The shares subject to the option are fully vested and immediately exercisable. Pursuant to the Merger Agreement, the option was canceled in exchange for a cash payment of $7,126,634.24, subject to applicable withholding taxes, which represents the product of (i) the total number of shares of Issuer Class B common stock covered by the stock option immediately prior to the effective time multiplied by (ii) the excess, if any, of (a) the Per Share Price over (b) the per share exercise price of such option.

Footnote F14

The shares subject to the option are fully vested and immediately exercisable.
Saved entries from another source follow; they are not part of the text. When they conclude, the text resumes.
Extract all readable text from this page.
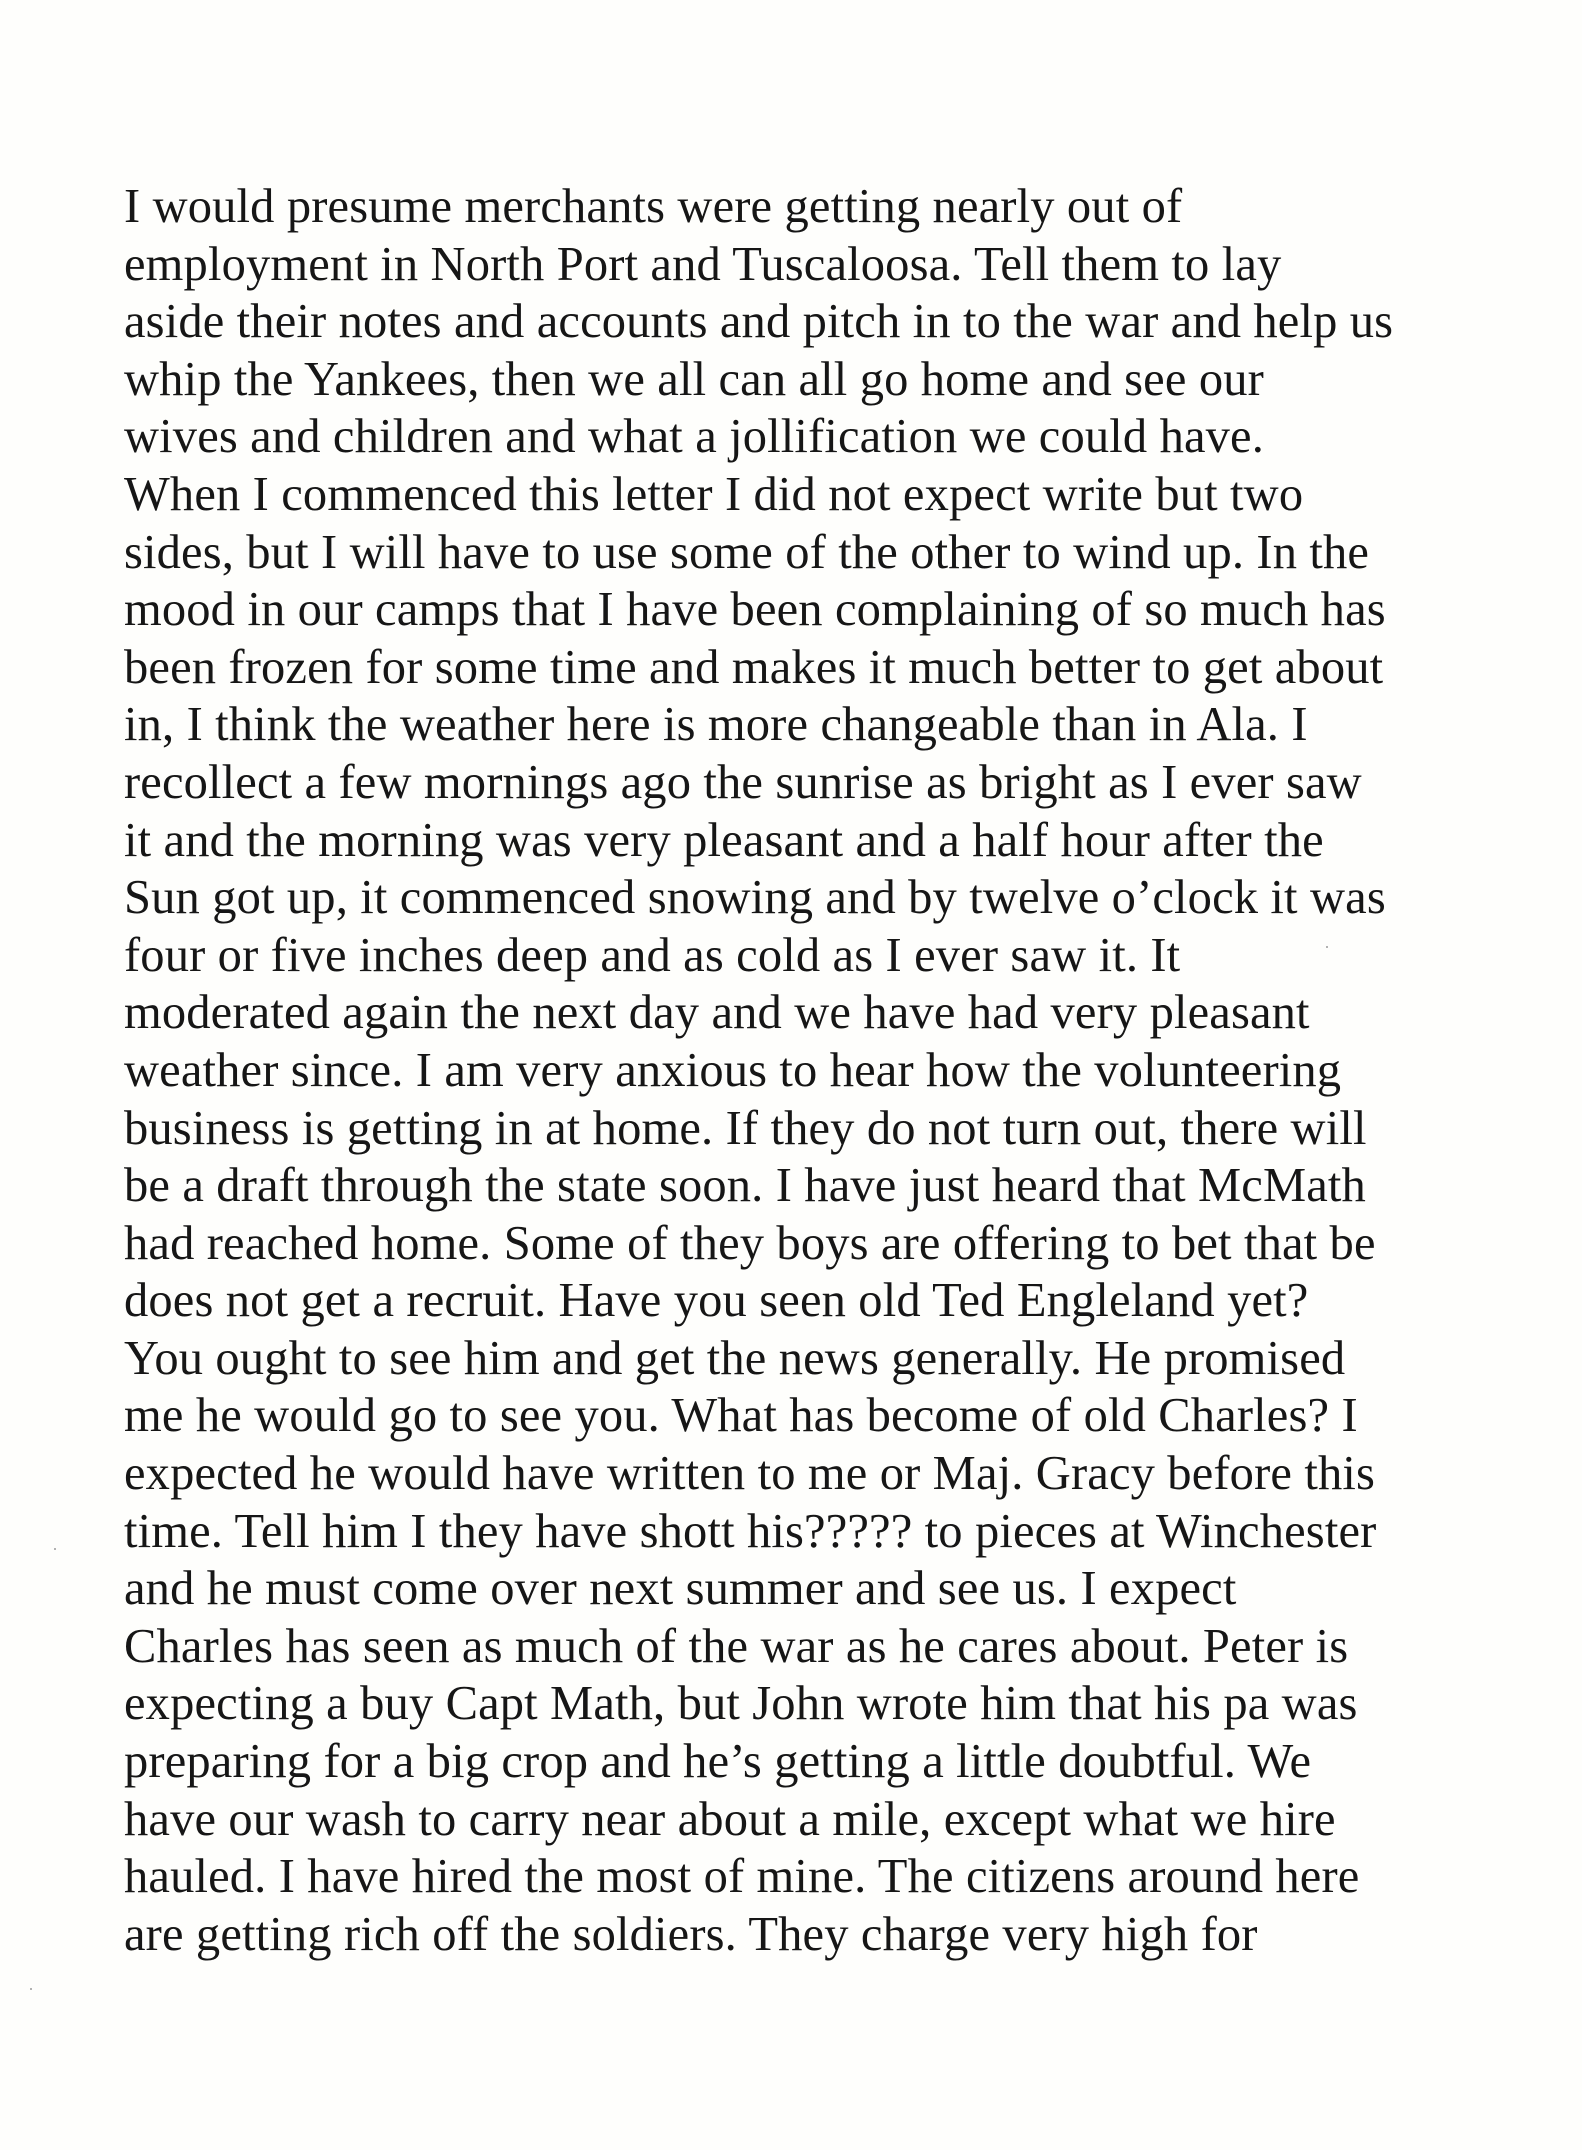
I would presume merchants were getting nearly out of
employment in North Port and Tuscaloosa. Tell them to lay
aside their notes and accounts and pitch in to the war and help us
whip the Yankees, then we all can all go home and see our
wives and children and what a jollification we could have.
When I commenced this letter I did not expect write but two
sides, but I will have to use some of the other to wind up. In the
mood in our camps that I have been complaining of so much has
been frozen for some time and makes it much better to get about
in, I think the weather here is more changeable than in Ala. I
recollect a few mornings ago the sunrise as bright as I ever saw
it and the morning was very pleasant and a half hour after the
Sun got up, it commenced snowing and by twelve o’clock it was
four or five inches deep and as cold as I ever saw it. It
moderated again the next day and we have had very pleasant
weather since. I am very anxious to hear how the volunteering
business is getting in at home. If they do not turn out, there will
be a draft through the state soon. I have just heard that McMath
had reached home. Some of they boys are offering to bet that be
does not get a recruit. Have you seen old Ted Engleland yet?
You ought to see him and get the news generally. He promised
me he would go to see you. What has become of old Charles? I
expected he would have written to me or Maj. Gracy before this
time. Tell him I they have shott his????? to pieces at Winchester
and he must come over next summer and see us. I expect
Charles has seen as much of the war as he cares about. Peter is
expecting a buy Capt Math, but John wrote him that his pa was
preparing for a big crop and he’s getting a little doubtful. We
have our wash to carry near about a mile, except what we hire
hauled. I have hired the most of mine. The citizens around here
are getting rich off the soldiers. They charge very high for
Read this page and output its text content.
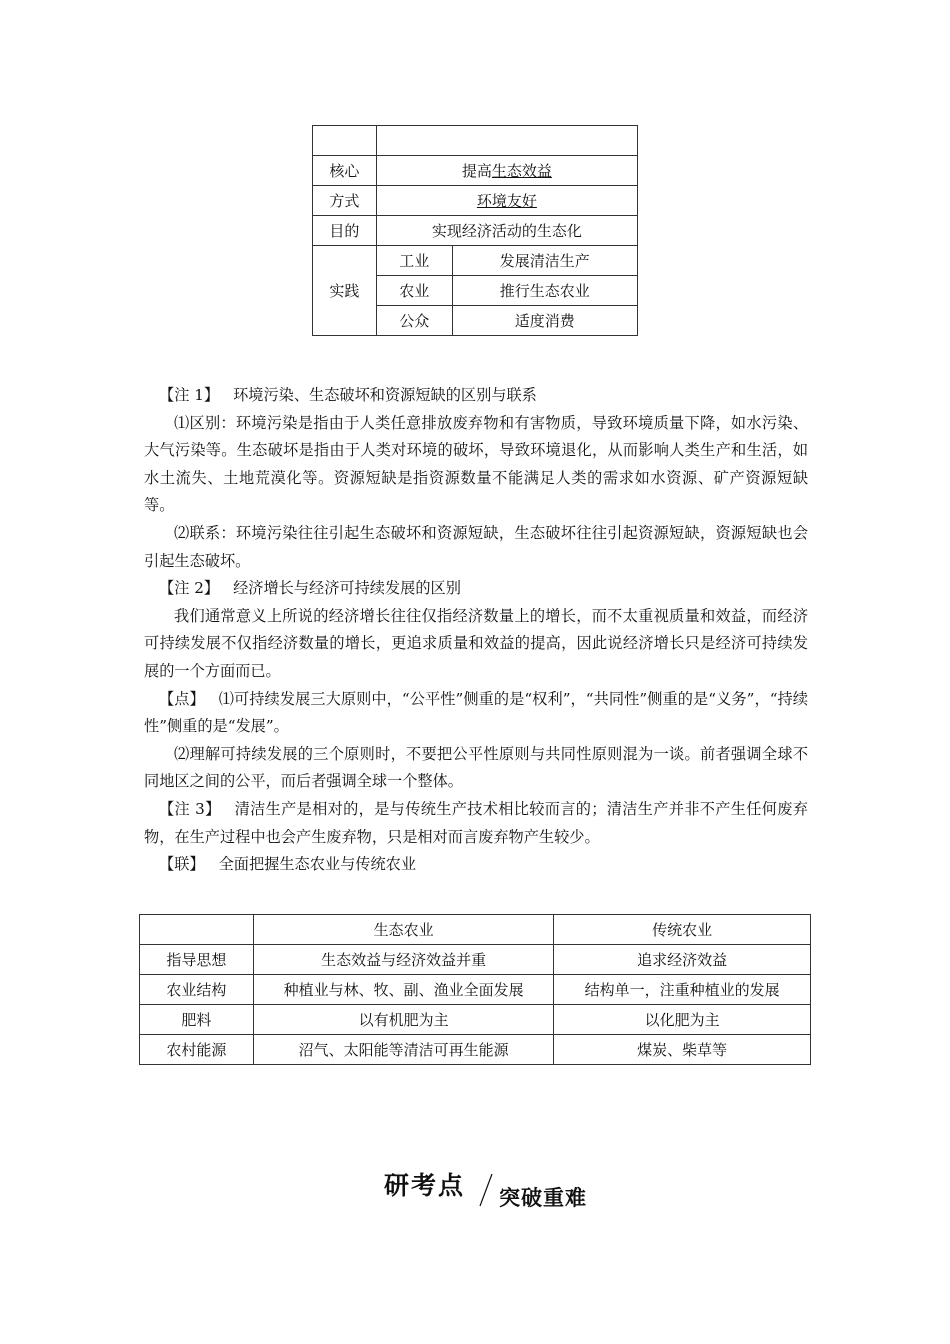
核心	提高生态效益	
方式	环境友好	
目的	实现经济活动的生态化	
实践	工业	发展清洁生产
	农业	推行生态农业
	公众	适度消费

【注 1】 环境污染、生态破坏和资源短缺的区别与联系

⑴区别：环境污染是指由于人类任意排放废弃物和有害物质，导致环境质量下降，如水污染、大气污染等。生态破坏是指由于人类对环境的破坏，导致环境退化，从而影响人类生产和生活，如水土流失、土地荒漠化等。资源短缺是指资源数量不能满足人类的需求如水资源、矿产资源短缺等。

⑵联系：环境污染往往引起生态破坏和资源短缺，生态破坏往往引起资源短缺，资源短缺也会引起生态破坏。

【注 2】 经济增长与经济可持续发展的区别

我们通常意义上所说的经济增长往往仅指经济数量上的增长，而不太重视质量和效益，而经济可持续发展不仅指经济数量的增长，更追求质量和效益的提高，因此说经济增长只是经济可持续发展的一个方面而已。

【点】 ⑴可持续发展三大原则中，“公平性”侧重的是“权利”，“共同性”侧重的是“义务”，“持续性”侧重的是“发展”。

⑵理解可持续发展的三个原则时，不要把公平性原则与共同性原则混为一谈。前者强调全球不同地区之间的公平，而后者强调全球一个整体。

【注 3】 清洁生产是相对的，是与传统生产技术相比较而言的；清洁生产并非不产生任何废弃物，在生产过程中也会产生废弃物，只是相对而言废弃物产生较少。

【联】 全面把握生态农业与传统农业

	生态农业	传统农业
指导思想	生态效益与经济效益并重	追求经济效益
农业结构	种植业与林、牧、副、渔业全面发展	结构单一，注重种植业的发展
肥料	以有机肥为主	以化肥为主
农村能源	沼气、太阳能等清洁可再生能源	煤炭、柴草等
研考点 突破重难
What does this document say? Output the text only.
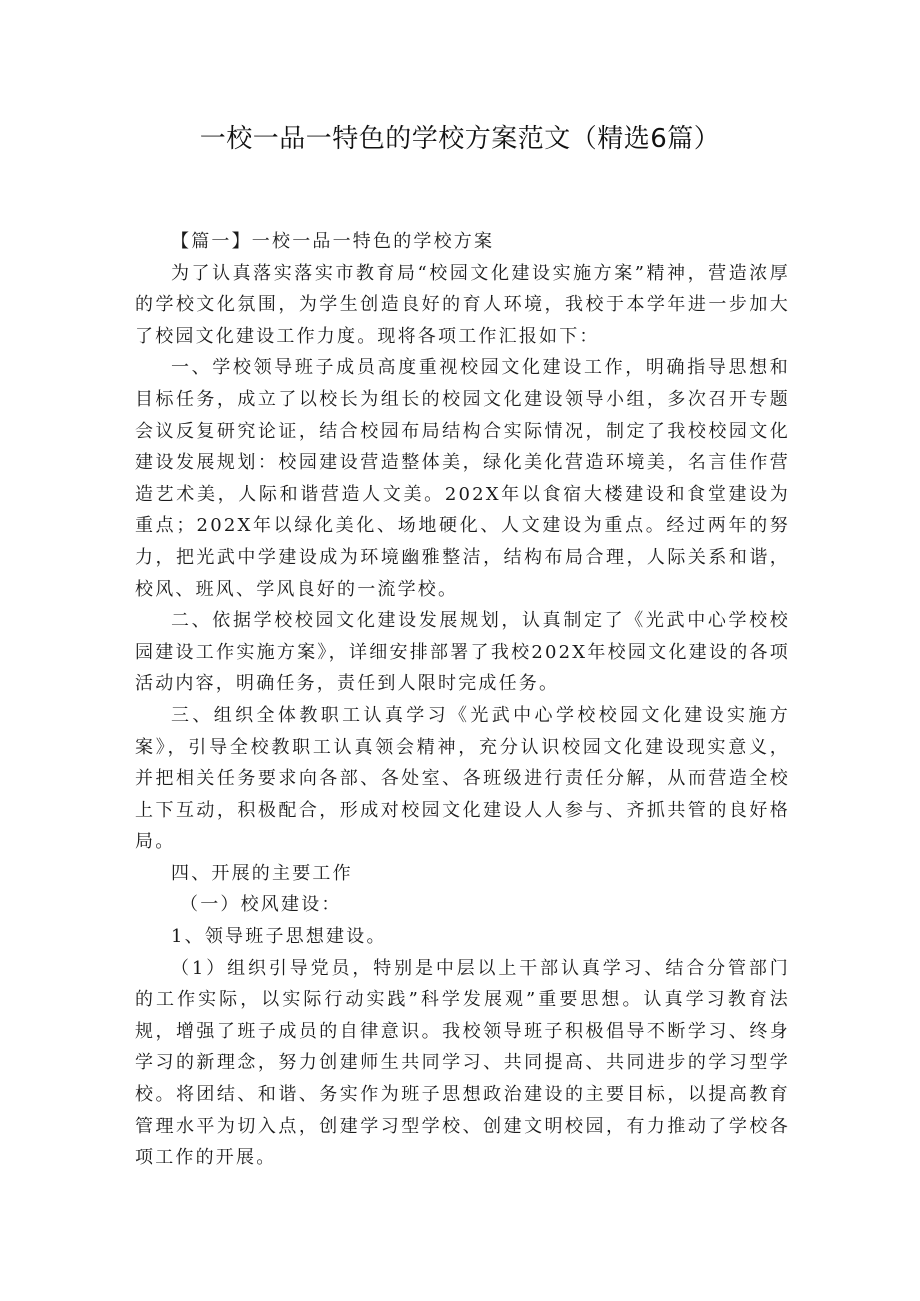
一校一品一特色的学校方案范文（精选6篇）

【篇一】一校一品一特色的学校方案

为了认真落实落实市教育局“校园文化建设实施方案”精神，营造浓厚的学校文化氛围，为学生创造良好的育人环境，我校于本学年进一步加大了校园文化建设工作力度。现将各项工作汇报如下：

一、学校领导班子成员高度重视校园文化建设工作，明确指导思想和目标任务，成立了以校长为组长的校园文化建设领导小组，多次召开专题会议反复研究论证，结合校园布局结构合实际情况，制定了我校校园文化建设发展规划：校园建设营造整体美，绿化美化营造环境美，名言佳作营造艺术美，人际和谐营造人文美。202X年以食宿大楼建设和食堂建设为重点；202X年以绿化美化、场地硬化、人文建设为重点。经过两年的努力，把光武中学建设成为环境幽雅整洁，结构布局合理，人际关系和谐，校风、班风、学风良好的一流学校。

二、依据学校校园文化建设发展规划，认真制定了《光武中心学校校园建设工作实施方案》，详细安排部署了我校202X年校园文化建设的各项活动内容，明确任务，责任到人限时完成任务。

三、组织全体教职工认真学习《光武中心学校校园文化建设实施方案》，引导全校教职工认真领会精神，充分认识校园文化建设现实意义，并把相关任务要求向各部、各处室、各班级进行责任分解，从而营造全校上下互动，积极配合，形成对校园文化建设人人参与、齐抓共管的良好格局。

四、开展的主要工作

（一）校风建设：

1、领导班子思想建设。

（1）组织引导党员，特别是中层以上干部认真学习、结合分管部门的工作实际，以实际行动实践”科学发展观”重要思想。认真学习教育法规，增强了班子成员的自律意识。我校领导班子积极倡导不断学习、终身学习的新理念，努力创建师生共同学习、共同提高、共同进步的学习型学校。将团结、和谐、务实作为班子思想政治建设的主要目标，以提高教育管理水平为切入点，创建学习型学校、创建文明校园，有力推动了学校各项工作的开展。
Pursuant to the Merger Agreement, the option was canceled in exchange for a cash payment of $3,085,582.06, subject to applicable withholding taxes, which represents the product of (i) the total number of shares of Issuer Class B common stock covered by the stock option immediately prior to the effective time multiplied by (ii) the excess, if any, of (a) the Per Share Price over (b) the per share exercise price of such option.

Footnote F15

Each share of Class B Common Stock is convertible into one share of Class A Common Stock at the option of the holder and has no expiration date.

Footnote F16

Pursuant to the Merger Agreement, each share of Issuer Class B common stock was canceled and converted into the right to receive the Per Share Price, without interest and subject to applicable withholding taxes.